Contribution de Gérôme Guibert

Publié le vendredi 17 décembre 2004

Au sein des musiques actuelles comme ailleurs, on peut dire qu’il y a deux mondes, le monde universitaire, de la recherche et le monde professionnel. Et les points de contact ne sont pas si nombreux, mais ils se développent. Gérôme Guibert nous donne quelques pistes.

Quels sont les points communs, les jonctions, entre recherche universitaire et filière musicale professionnelle ?

- Du point de vue de la recherche, les publications (livres, articles) accessibles en librairie ou sur le web et qui témoignent des recherches, les résument. Mais aussi des colloques transversaux (musique, arts, travail...) peu ouverts aux non-universitaires mais qui sont parfois publiés.
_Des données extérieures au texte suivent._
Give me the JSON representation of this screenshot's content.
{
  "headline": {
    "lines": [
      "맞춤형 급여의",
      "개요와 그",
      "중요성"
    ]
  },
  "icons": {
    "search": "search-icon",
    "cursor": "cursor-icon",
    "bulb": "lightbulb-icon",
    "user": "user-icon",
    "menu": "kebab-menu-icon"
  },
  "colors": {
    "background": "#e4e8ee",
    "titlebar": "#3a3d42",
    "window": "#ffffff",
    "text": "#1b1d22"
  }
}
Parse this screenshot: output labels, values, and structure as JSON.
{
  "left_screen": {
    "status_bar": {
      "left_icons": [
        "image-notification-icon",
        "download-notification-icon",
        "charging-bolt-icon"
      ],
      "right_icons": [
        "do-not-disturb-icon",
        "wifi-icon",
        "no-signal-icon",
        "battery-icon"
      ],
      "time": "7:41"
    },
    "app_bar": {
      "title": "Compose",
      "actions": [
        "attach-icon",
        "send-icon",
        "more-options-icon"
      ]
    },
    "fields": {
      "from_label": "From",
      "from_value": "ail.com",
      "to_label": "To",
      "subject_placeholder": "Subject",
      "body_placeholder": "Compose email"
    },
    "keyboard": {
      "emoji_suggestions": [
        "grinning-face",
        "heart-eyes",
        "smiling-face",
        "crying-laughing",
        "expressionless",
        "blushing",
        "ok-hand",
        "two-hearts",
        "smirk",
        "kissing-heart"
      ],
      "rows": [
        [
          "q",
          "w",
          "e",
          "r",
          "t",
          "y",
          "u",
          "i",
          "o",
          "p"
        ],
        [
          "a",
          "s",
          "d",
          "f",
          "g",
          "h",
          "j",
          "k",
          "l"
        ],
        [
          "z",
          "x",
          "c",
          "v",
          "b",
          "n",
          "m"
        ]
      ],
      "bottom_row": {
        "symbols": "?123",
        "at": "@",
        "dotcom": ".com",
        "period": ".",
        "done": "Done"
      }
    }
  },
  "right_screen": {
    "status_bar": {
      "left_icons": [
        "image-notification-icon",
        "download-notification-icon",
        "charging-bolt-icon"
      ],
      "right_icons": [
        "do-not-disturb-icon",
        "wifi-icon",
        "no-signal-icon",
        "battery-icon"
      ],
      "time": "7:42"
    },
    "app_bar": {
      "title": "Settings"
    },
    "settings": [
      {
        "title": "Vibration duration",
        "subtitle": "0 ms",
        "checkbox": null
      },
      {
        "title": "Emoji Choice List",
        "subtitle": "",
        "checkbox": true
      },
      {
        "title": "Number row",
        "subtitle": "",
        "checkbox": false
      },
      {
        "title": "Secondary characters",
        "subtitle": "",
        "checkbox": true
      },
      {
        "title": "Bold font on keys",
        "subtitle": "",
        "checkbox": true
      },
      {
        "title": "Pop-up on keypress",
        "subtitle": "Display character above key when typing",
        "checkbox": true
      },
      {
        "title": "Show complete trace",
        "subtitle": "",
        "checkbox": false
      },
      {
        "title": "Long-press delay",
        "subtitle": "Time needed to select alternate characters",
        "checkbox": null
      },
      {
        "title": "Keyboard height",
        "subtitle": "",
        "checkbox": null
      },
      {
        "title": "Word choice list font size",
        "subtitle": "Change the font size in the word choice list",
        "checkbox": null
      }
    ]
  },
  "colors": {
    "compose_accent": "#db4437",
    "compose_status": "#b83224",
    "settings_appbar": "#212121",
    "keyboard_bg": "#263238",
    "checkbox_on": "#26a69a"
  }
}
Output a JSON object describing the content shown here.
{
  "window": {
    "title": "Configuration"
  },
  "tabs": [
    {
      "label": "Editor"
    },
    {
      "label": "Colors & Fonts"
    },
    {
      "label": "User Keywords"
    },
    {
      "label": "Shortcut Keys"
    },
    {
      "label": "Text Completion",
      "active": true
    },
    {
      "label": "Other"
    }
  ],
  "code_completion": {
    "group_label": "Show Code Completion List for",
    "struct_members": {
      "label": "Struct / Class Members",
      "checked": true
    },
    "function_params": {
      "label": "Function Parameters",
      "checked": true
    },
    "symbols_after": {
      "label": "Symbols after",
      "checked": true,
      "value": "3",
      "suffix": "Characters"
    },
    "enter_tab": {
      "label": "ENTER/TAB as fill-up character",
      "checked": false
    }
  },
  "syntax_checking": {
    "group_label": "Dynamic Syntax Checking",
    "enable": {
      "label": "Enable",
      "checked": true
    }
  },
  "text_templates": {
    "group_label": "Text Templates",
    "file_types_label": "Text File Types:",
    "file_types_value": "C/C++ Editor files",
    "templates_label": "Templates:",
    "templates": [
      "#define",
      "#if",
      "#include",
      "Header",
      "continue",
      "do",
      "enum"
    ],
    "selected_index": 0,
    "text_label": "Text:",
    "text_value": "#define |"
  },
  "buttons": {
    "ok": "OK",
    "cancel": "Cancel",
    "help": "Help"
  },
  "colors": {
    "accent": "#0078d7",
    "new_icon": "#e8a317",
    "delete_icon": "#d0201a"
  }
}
- Du point de vue des professionnels, des rencontres (collectifs, réseaux, rapports aux collectivités territoriales, professionnalisation) dont les actes sont là aussi disponibles.

- Les formations universitaires appliquées ou professionnalisantes, récentes dans le domaine de la culture (Licences, DESS), mais en croissance exponentielle (avec la réforme des Master) font que nombre d’étudiants cherchent à investir pour un stage ou un mémoire, les structures professionnelles. Ils rencontrent souvent des difficultés pour se positionner et réaliser un travail qui pourra être valorisé dans les deux mondes. A cet égard, il semble que les formations professionnalisantes les plus cotées soit celles qui relient des partenaires des 2 mondes (ex : dans le secteur, licence IRMA/Nanterre-Paris X ou DESS Fédurok/Trempolino/Univ. d’Angers).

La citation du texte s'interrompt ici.